Translator’s Note: So the significance here is that Akira Kamiya and Rikiya Koyama both play Kogoro Mori in Case Closed. Rikiya Koyama took over the role after Kamiya had played him for years.
GIZMODO JAPAN supervised all the tech used in this series. What was collaborating with them like?
Why did you decide to work with them? This seems like a rather unique collaboration with an anime series.
Ito: I think what we’re doing with the tech in this series is pretty similar to the 007, Mission: Impossible and Marvel Cinematic Universe movies. But I wanted to get the feel of exactly how far into this future this series might be, so I was very grateful to have GIZMODO JAPAN’s advice on that.
Onuki: When we’re recording our scenes, the animation isn’t usually done yet, so we have no idea what the gadgets look like. I really had no idea what was going on with the spray at the time.
I wondered, “What the heck kind of technology is this?” (Laughs.) There were so many neo-futuristic gadgets that went far beyond my imagination, but when I actually saw what they looked like, they were much more understandable and seemed like something you’d see in real life. I thought it was amazing.
They actually talked about being cautious about technology advancing too far in the story itself. We saw very advanced technology like HEUSC (the AI butler) and adollium make an appearance.
Ito: There really weren’t too many comments on the fact that no one really talked about HEUSC’s betrayal. But in the end, they became a part of the task force, so maybe people saw some humanity there.
Onuki: HEUSC definitely shows some humanity in the drama CD (laughs).

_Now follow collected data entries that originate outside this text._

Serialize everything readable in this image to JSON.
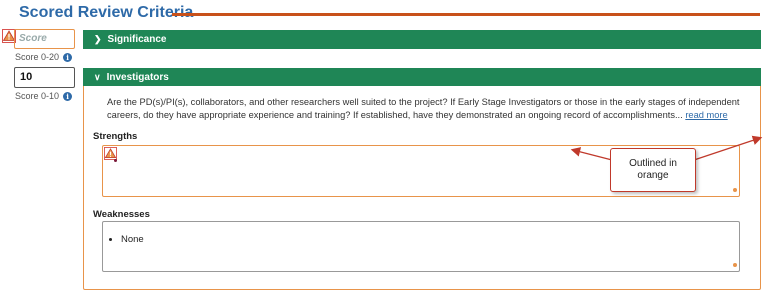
{
  "page": {
    "title": "Scored Review Criteria"
  },
  "scores": [
    {
      "placeholder": "Score",
      "value": "",
      "range": "Score 0-20"
    },
    {
      "placeholder": "",
      "value": "10",
      "range": "Score 0-10"
    }
  ],
  "sections": {
    "significance": {
      "label": "Significance",
      "expanded": false
    },
    "investigators": {
      "label": "Investigators",
      "expanded": true,
      "question": "Are the PD(s)/PI(s), collaborators, and other researchers well suited to the project? If Early Stage Investigators or those in the early stages of independent careers, do they have appropriate experience and training? If established, have they demonstrated an ongoing record of accomplishments...",
      "read_more": "read more",
      "strengths_label": "Strengths",
      "strengths_value": "",
      "weaknesses_label": "Weaknesses",
      "weaknesses_items": [
        "None"
      ]
    }
  },
  "annotation": {
    "callout_text": "Outlined in orange",
    "color": "#c0392b"
  },
  "colors": {
    "accent_green": "#1f8656",
    "title_blue": "#2e6aa8",
    "warning_orange": "#e8944a",
    "rule": "#c8511a"
  },
  "icons": [
    "warning-icon",
    "info-icon",
    "chevron-right-icon",
    "chevron-down-icon"
  ]
}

Director Ito, how do you think your directing style has evolved since you debuted? Did you learn anything new from doing this series?

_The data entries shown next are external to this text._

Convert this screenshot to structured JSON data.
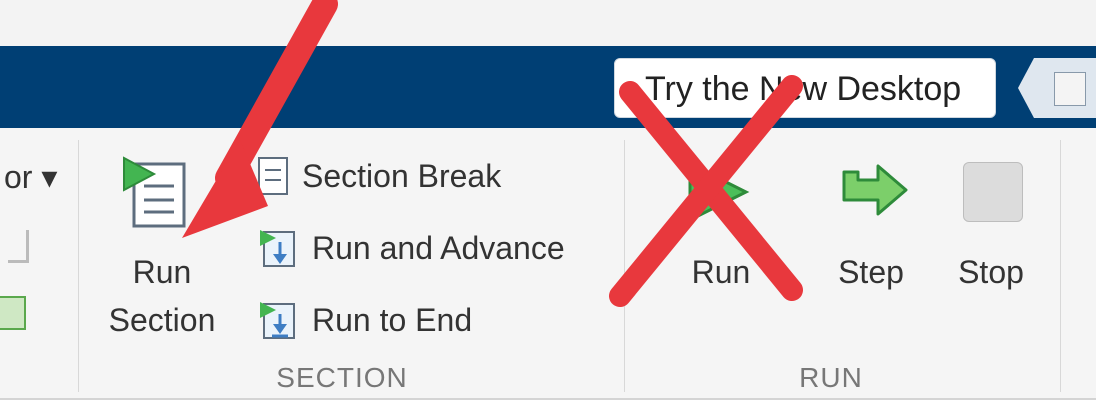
{
  "header": {
    "try_button_label": "Try the New Desktop"
  },
  "ribbon": {
    "left_partial_label": "or ▾",
    "section_group": {
      "run_section_line1": "Run",
      "run_section_line2": "Section",
      "section_break": "Section Break",
      "run_and_advance": "Run and Advance",
      "run_to_end": "Run to End",
      "group_label": "SECTION"
    },
    "run_group": {
      "run": "Run",
      "step": "Step",
      "stop": "Stop",
      "group_label": "RUN"
    }
  },
  "icons": [
    "run-section-icon",
    "section-break-icon",
    "run-and-advance-icon",
    "run-to-end-icon",
    "run-icon",
    "step-icon",
    "stop-icon",
    "red-arrow-annotation",
    "red-x-annotation",
    "desktop-icon"
  ],
  "colors": {
    "header_blue": "#003f74",
    "annotation_red": "#e8383d",
    "ribbon_bg": "#f5f5f5",
    "run_green": "#2fa84f"
  }
}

Ito: Lately, I’ve been thinking about adding more people to work on my projects. I’m starting to get a better grasp of my own capabilities, so I’d like to expand my projects by having more new people at the table reads and such.

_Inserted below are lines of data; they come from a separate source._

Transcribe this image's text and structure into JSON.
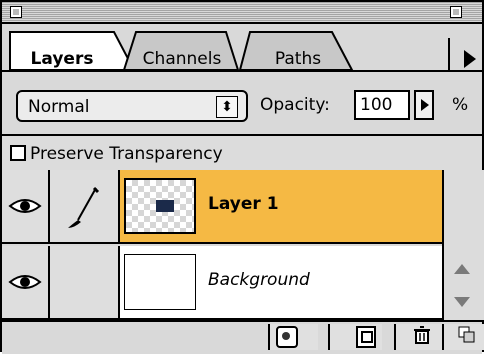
{
  "tabs": [
    {
      "label": "Layers",
      "active": true
    },
    {
      "label": "Channels",
      "active": false
    },
    {
      "label": "Paths",
      "active": false
    }
  ],
  "blend": {
    "mode": "Normal"
  },
  "opacity": {
    "label": "Opacity:",
    "value": "100",
    "unit": "%"
  },
  "preserve": {
    "label": "Preserve Transparency"
  },
  "layers": [
    {
      "name": "Layer 1",
      "selected": true
    },
    {
      "name": "Background",
      "selected": false
    }
  ],
  "colors": {
    "selected_layer": "#F5B944",
    "panel_bg": "#D9D9D9"
  },
  "icons": [
    "close-box-icon",
    "zoom-box-icon",
    "menu-arrow-icon",
    "eye-icon",
    "paintbrush-icon",
    "layer-mask-icon",
    "new-layer-icon",
    "trash-icon"
  ]
}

Mr. Onuki, was there anything you think you gained from your experience since this was your first time voice acting in an anime? Have you noticed any changes?
Onuki: I started off my career as a dancer, but I had experience using my voice through acting, singing and being in musicals. After seeing the other voice actors use their bodies in their acting and how they managed to balance their voices up close, I was able to see that any tension that’s in your body carries over to your voice.
I tried out the things I learned through voice acting in various other new projects. I think I have much better control over my voice now and can use that experience in various situations. Also, TV dramas are shot pretty quickly, but the recording in animation is done even faster. I think I’ve gotten even better handling various situations.
I truly learned a lot through my experience as a voice actor, so if possible, I would love to do more voice acting roles. Daisuke was pretty quiet and somewhat expressive at times, but I would love to play even more emotional and expressive roles.
Ito: After working on various TV series, I truly understand how important the voices are more and more. There are a lot of people who just watch these TV series on in the background, so it’s very important for the voices to be able to express a lot of information.
It’s not just the animation that’s important in a scene. The sound is equally important. That’s why eventually, I want to try prescoring, too. I want the actors to be able to feel relaxed and take their time with their acting and then animate to that, but it’s extremely difficult to do schedule-wise. There are still a lot of things to work out there.
Director Ito, so the fact that you brought in Mr. Onuki seems to apply to what you said earlier about wanting to bring new people into this environment as well as having people realize how important voices are.
Ito: This project turned out even better than I could’ve imagined, so I’m very grateful.
Onuki: Thank you for giving me such a huge new opportunity like this.
Ito: I want people to be able try something new with my projects. I like being able to say, “I helped nurture that person.” (Laughs.)
Onuki: I will continue using everything you taught me in my future endeavors!